Na segunda leitura, da carta de Paulo aos Coríntios (ICor 12, 12-30), o Apóstolo apresenta outra versão da sua doutrina sobre os modos de agir do Espírito Santo, desta vez através da imagem do corpo na sua relação com os membros (o corpo místico). “Vós, todos juntos, sois o corpo de Cristo e, individualmente, sois membros desse corpo. ” (12,27) A dialética do corpo e dos membros aponta para a diversidade dos dons com os quais são dotadas as pessoas da comunidade, o que as torna diferentes umas das outras, no entanto, essas diferenças não isolam as pessoas, mas as complementam. E cada uma delas vai agir de acordo com o que o Espírito a inspira: “De fato, todos nós, judeus ou gregos, escravos ou livres, fomos batizados num único Espírito, para formarmos um único corpo, e todos nós bebemos de um único Espírito. ” (12, 13) O texto evidencia o grande problema que Paulo enfrentava naquela ocasião, a conhecida questão dos judaizantes. A isso se juntava a questão econômica, porque havia ricos e pobres entre os convertidos. Então, ele explica que, assim como há diferenças de etnias ou de classes sociais na sociedade civil, também na comunidade cristã nem todos são iguais, pois há diferentes ministérios: “em primeiro lugar, os apóstolos; em segundo lugar, os profetas; em terceiro lugar, os que têm o dom e a missão de ensinar; depois, outras pessoas com dons diversos, a saber: dom de milagres, dom de curas, dom para obras de misericórdia, dom de governo e direção, dom de línguas.” (12, 28) Essas diferenças, porém, não devem causar dissensões dentro da comunidade, porque todas elas são formas variadas de ação do mesmo Espírito. E assim como, no corpo, não há membros mais honrosos ou decentes do que outros, pois todos detém igual importância e honorabilidade, assim também entre os fiéis não deve haver inveja, porque uns têm o dom da profecia, enquanto outros tem o dom para o governo e a direção. Com efeito, não poderiam ser todos apóstolos, todos profetas, todos dirigentes, todos intérpretes, então essa diversidade é que produz a riqueza e a complementaridade recíproca, do mesmo modo como os órgãos corporais formam sistemas e se harmonizam. Podemos ver, nessa visão pedagógica paulina, que ele antecipou em vários séculos a teoria dos sistemas, que só surgiu cientificamente no século XIX. Nessa visão teológica de Paulo, o Espírito é o ponto de referência comum, para o qual todos os “sistemas” particulares convergem.

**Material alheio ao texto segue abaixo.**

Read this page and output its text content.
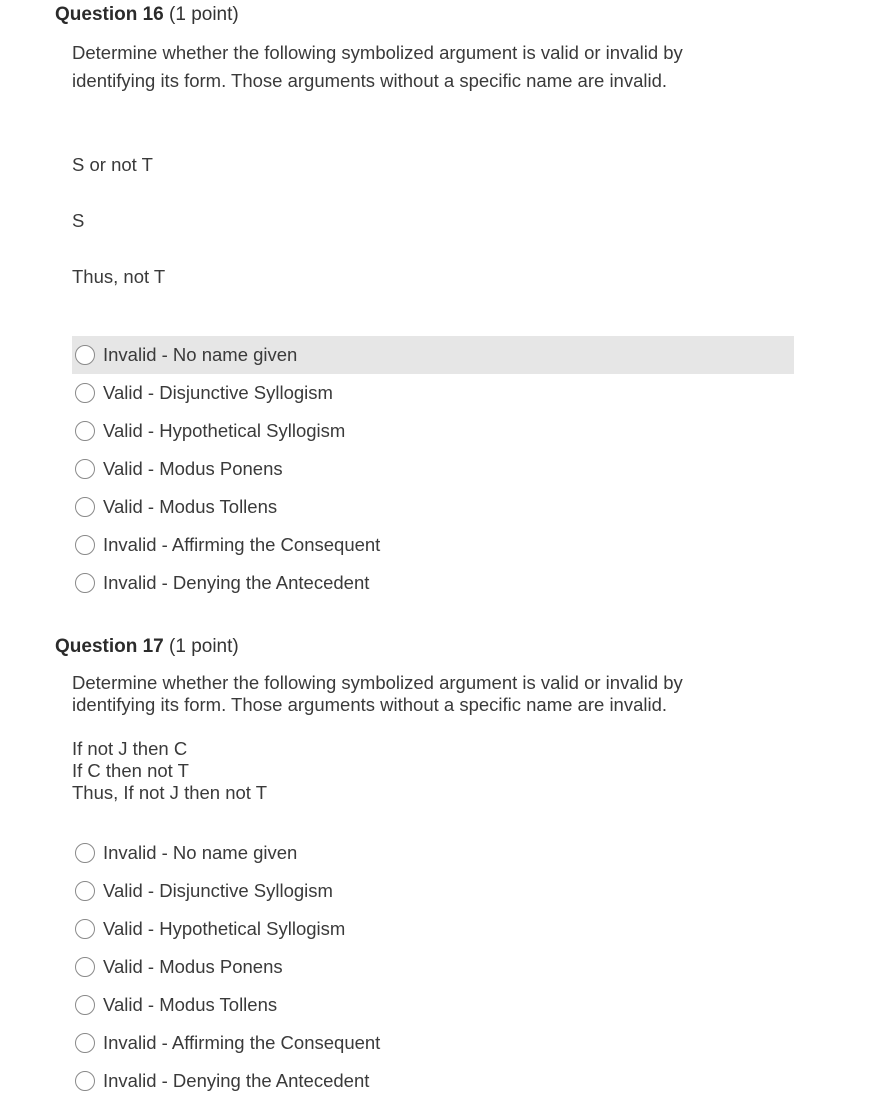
Question 16 (1 point)
Determine whether the following symbolized argument is valid or invalid by
identifying its form. Those arguments without a specific name are invalid.
S or not T
S
Thus, not T
Invalid - No name given
Valid - Disjunctive Syllogism
Valid - Hypothetical Syllogism
Valid - Modus Ponens
Valid - Modus Tollens
Invalid - Affirming the Consequent
Invalid - Denying the Antecedent
Question 17 (1 point)
Determine whether the following symbolized argument is valid or invalid by
identifying its form. Those arguments without a specific name are invalid.
If not J then C
If C then not T
Thus, If not J then not T
Invalid - No name given
Valid - Disjunctive Syllogism
Valid - Hypothetical Syllogism
Valid - Modus Ponens
Valid - Modus Tollens
Invalid - Affirming the Consequent
Invalid - Denying the Antecedent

O texto litúrgico escolhido para a leitura do evangelho é da autoria de Lucas e contém duas notas bastante significativas para a nossa informação. Primeiro, no prólogo, ele afirma que “muitas pessoas” já escreveram sobre os acontecimentos que se realizaram entre nós, relatados por aqueles que foram testemunhas oculares, por isso também ele, Lucas, após meditar bastante, decidiu escrever a sua versão. Esse comentário traz, nas entrelinhas, a informação de que havia numerosos escritos acerca de Jesus, de seus ensinamentos, de seus feitos miraculosos, os quais teriam sido resumidos ou compilados nos evangelhos oficiais que hoje temos. Não foram apenas os evangelistas a escrever. Lucas diz que resolveu escrever “de modo ordenado”, deixando-nos entender que os outros textos eram dispersos, ou talvez eram textos diversos contendo as mais diferentes histórias e testemunhos. Daí dizer-se que os evangelhos de Marcos, Mateus e Lucas são “sinóticos”, ou seja, reuniões de textos diversos reescritos e adaptados por eles. Cada evangelista utilizou esses textos e acrescentou suas próprias notas ou comentários. No caso de Lucas, sabe-se que ele incluiu muitas informações colhidas de sua convivência com Maria, que não haviam sido escritas por ninguém, mas ele as tinha em primeira mão.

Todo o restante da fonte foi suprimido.